This is a cheap post to share some of the apps (macos, sorry Windows users) that I use on a fairly regular basis and think some of you might not have heard of before (whilst still being useful).

Aliento

For some reason macos, for quite a number of versions has made it really hard to dismiss notifications (heaven forbid you repeatedly flash a raspberry pi pico). The hot target is horrible and there's many notifications that don't bundle together (the unmounted drive springs to mind).

Aliento give me a single key binding that swiped all notifications away. A daily use for me.

Aliento

Muzzle

Speaking of notifications, if you've ever given or seen a talk or video call when a distracting notification appears then this the app to solve it.

It's a toggle that muzzles your notifications. Once turned off, they'll all pile in - and you can review or use Aliento.

Muzzle

Shottr

I'm sure most of us have our goto screenshot tool. I've been using Shottr for quite a few years now. The base functionality is good, but what it adds is a quick way to draw, point, annotate and even OCR screenshots.

One extra little feature I like is that I can then drag the screenshot to where I want to share and then the file is never saved (my screenshot folder is 'uuuge already!).

Shottr

VoiceInk

As big as my phone is, I find myself dictating more and more (somewhere last year the voice recognition had a massive step change improvement).

Lately I'd been looking for a suitable voice to text on my desktop and laptop but ideally with the processing done on machine (rather than needing to wait for the roundtrip to some random server).

I use VoiceInk multiple times a day. Both for push-to-talk and for much longer sentences.

There's options to download different models, but I've found the Apple native STT to be suitable and usually the quickest (even though one machine is on Somona and the other is running Tahoe).

VoiceInk

KeyboardCleanTool

It helps you do the thing it says. Though it doesn't clean your keyboard, it does trap all key presses so you're not randomly posting emails containing keyboard mashing.

KeyboardCleanTool

Karabiner-Elements

This one has been installed on my machine(s) for years. It's one of those apps that sit in the background, do the work, and make things just a little bit more to your liking.

Primarily it's a key binding app.

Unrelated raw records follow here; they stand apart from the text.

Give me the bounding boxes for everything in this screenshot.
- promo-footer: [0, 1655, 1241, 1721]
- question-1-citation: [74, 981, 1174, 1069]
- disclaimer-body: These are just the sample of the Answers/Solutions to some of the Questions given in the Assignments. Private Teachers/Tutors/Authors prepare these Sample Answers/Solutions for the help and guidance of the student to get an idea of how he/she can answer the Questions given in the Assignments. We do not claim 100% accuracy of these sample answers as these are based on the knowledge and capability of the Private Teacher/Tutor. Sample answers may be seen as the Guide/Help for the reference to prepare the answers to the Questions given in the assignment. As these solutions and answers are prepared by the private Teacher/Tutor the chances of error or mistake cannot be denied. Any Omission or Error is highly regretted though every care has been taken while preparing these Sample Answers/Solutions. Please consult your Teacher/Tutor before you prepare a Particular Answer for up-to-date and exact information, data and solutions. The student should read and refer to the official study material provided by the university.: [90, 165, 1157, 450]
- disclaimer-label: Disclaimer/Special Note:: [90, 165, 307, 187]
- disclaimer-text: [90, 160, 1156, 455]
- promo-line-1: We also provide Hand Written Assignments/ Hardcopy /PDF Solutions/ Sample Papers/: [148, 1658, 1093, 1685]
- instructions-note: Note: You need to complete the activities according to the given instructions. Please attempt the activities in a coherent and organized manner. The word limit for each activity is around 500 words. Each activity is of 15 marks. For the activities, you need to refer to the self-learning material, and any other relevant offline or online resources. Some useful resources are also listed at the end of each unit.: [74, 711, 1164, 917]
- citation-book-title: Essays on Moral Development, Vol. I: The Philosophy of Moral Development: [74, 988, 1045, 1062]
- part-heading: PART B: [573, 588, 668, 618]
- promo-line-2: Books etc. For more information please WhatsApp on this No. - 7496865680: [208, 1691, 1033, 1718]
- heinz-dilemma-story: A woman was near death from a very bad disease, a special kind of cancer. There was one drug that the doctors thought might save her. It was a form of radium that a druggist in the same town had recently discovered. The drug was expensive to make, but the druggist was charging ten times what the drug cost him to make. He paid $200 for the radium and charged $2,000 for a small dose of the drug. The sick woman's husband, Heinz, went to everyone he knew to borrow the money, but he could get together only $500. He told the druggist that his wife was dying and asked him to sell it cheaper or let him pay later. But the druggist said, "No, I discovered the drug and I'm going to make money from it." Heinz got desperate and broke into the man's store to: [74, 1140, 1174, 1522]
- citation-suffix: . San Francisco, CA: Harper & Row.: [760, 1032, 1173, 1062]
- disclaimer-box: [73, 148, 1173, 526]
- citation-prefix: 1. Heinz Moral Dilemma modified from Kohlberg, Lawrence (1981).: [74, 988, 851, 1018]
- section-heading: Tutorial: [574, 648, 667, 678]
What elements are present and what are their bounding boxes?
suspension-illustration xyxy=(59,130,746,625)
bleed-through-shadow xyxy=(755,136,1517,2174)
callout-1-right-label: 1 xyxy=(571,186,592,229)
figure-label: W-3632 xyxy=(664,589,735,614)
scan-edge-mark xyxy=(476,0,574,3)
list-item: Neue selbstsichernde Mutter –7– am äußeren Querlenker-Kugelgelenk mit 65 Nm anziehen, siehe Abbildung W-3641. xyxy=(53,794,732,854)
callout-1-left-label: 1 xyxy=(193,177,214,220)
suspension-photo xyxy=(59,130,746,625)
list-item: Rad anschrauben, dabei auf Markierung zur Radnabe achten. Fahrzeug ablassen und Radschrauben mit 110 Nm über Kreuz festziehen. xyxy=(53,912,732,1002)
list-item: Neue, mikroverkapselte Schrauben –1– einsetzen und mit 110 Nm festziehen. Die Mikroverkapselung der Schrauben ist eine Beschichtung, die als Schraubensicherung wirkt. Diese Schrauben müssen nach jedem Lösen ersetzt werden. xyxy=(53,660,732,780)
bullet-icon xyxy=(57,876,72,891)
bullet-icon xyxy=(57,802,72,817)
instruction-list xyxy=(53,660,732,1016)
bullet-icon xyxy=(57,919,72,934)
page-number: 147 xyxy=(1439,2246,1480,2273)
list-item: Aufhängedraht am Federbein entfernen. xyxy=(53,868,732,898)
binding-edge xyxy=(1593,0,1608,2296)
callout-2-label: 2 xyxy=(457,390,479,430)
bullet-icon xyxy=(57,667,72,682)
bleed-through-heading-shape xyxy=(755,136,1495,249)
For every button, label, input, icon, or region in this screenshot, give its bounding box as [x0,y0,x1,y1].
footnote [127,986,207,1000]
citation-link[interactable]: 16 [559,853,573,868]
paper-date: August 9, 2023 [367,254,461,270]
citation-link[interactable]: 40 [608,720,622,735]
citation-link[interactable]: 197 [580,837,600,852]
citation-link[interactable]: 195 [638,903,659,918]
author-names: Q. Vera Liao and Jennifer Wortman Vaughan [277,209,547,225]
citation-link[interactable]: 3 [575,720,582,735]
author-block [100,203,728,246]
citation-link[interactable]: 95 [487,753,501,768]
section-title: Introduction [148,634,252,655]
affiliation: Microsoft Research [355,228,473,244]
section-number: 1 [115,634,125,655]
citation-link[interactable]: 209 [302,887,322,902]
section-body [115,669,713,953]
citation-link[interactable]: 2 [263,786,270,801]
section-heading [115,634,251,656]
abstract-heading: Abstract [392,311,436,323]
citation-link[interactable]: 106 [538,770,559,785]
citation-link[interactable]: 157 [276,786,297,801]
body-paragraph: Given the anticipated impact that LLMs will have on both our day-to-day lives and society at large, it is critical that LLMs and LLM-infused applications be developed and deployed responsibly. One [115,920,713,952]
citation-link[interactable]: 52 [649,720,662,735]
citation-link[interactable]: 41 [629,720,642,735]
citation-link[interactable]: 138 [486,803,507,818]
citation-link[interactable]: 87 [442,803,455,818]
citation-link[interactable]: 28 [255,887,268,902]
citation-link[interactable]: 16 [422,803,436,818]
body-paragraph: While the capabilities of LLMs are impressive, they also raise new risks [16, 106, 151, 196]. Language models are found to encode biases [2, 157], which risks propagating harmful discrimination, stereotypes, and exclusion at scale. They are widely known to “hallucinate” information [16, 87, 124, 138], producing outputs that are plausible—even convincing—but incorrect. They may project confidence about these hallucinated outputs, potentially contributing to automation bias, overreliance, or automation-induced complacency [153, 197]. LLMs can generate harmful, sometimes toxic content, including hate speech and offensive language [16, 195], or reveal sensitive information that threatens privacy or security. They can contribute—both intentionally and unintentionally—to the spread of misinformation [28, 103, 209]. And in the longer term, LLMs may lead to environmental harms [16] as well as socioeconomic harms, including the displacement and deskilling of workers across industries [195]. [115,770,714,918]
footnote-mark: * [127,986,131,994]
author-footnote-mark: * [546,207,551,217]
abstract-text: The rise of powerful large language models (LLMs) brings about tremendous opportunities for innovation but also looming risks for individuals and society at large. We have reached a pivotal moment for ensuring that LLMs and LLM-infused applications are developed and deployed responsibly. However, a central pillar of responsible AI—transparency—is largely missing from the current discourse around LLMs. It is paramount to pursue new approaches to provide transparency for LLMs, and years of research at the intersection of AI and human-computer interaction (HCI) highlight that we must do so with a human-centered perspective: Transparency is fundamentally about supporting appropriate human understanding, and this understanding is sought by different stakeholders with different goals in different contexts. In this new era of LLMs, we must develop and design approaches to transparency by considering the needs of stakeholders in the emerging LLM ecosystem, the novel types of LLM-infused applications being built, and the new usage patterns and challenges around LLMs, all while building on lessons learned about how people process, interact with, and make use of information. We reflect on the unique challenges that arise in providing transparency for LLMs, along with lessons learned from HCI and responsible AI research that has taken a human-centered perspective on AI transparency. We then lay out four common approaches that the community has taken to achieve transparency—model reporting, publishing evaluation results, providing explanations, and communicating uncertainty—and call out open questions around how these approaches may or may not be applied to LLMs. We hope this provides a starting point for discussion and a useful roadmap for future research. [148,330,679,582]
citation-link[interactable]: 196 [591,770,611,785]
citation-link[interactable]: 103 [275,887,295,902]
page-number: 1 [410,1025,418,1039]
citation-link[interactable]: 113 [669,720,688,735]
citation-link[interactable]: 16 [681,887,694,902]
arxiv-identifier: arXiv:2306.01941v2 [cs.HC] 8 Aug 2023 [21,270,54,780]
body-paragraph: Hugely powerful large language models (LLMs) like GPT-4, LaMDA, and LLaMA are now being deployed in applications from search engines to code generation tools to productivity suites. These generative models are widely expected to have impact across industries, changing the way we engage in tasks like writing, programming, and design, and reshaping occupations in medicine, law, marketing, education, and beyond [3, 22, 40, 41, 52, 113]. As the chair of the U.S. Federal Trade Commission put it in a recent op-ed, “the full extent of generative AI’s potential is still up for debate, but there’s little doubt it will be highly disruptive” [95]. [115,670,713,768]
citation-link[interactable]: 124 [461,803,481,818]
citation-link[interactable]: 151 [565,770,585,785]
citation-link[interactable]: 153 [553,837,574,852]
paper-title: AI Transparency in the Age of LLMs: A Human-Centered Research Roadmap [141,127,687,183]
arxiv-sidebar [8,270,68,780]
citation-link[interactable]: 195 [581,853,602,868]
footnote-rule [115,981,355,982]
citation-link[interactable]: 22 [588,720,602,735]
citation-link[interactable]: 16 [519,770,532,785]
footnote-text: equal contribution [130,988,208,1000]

In my case, I wanted to swap my ctrl and alt keys, but only when using a specific keyboard. This does the job.

It also allows me to add much more complicated bindings (which historically have been tricky, but LLMs are pretty good at generating these if you need them too).

Karabiner-Elements

Better mouse

I've got a Logi MX (something) mouse. It's very fancy, and has more buttons than camo trousers have pockets.

Earlier this year, Logitech pushed a server change that somehow (I really don't understand how or why) borked the Logi mice/mouses(?!).

With that I immediately sourced an alternative that didn't bind my physical device to a cloud server 🤦

BetterMouse is that for me. Tonnes of configuration, specifically I can bind the buttons to perform custom tasks depending on the focused application.

What also stood out for me, the UI for finding the right button (that I wanted to bind) was much easier than the existing Logitech software.

BetterMouse

Sim Daltonism

I can't remember quite when I first installed this app, but it's got to be at least a decade.

It's a window that sits above all else, and let's me quickly cycle through different types of colour blindness.

I know that some of the browser dev tools included this, but I found a standalone app the simplest (since it can also see beyond the browser, such as mock ups in Photoshop or Sketch and the likes).

It's an app they I always reach for once the colour system is in place for the website I'm working on.

Sim Daltonism

Tahoe Electron Detector

Let me say this first: do not, if possible, upgrade to Tahoe. It's a total mess.

Still, if you unwittingly upgraded like I did, you might find that software becomes somewhat sluggish. For me I noticed hover effects in Firefox was firing log after I had left that target.

The issue is related (from what I understand) to some private libraries being used by Electron apps. A full reboot would resolve the issue until it raised its ugly head again.

So Tahoe Electron Detector checks your installed apps, and tells you which haven't been upgraded away from this particular bug.

Once I know what the list looked like it was easy for me to stop using those apps (Dropbox and Discord at the time, and I could use the web alternatives), and the sluggish problem went away.

Tahoe Electron Detector

Bartender

This is probably one of the most popular apps I'm listing, so I suspect many of you have already heard of it. Hopefully it helps a few of you though.

Bartender let's me pick and choose which menubar icons are visible, and which are tucked away. There's also a rule system that lets you show particular menubar icons depending on conditions (such as battery level or WiFi connection).

There are a few issues that I have with the latest edition (but are primarily due to macos rather than Bartender itself): there's a couple of system menubar icons you can't hide (like the notification centre), and I've found that some menubar apps don't open and stay open when Bartender is running (NordVPN being one of those apps).

Bartender


There's many other apps I use, but they're much more common place. There's also apps that are very cool (notist) that I just can't make into a habit.

On that note, I'd love to read your favourites that might be hidden gems.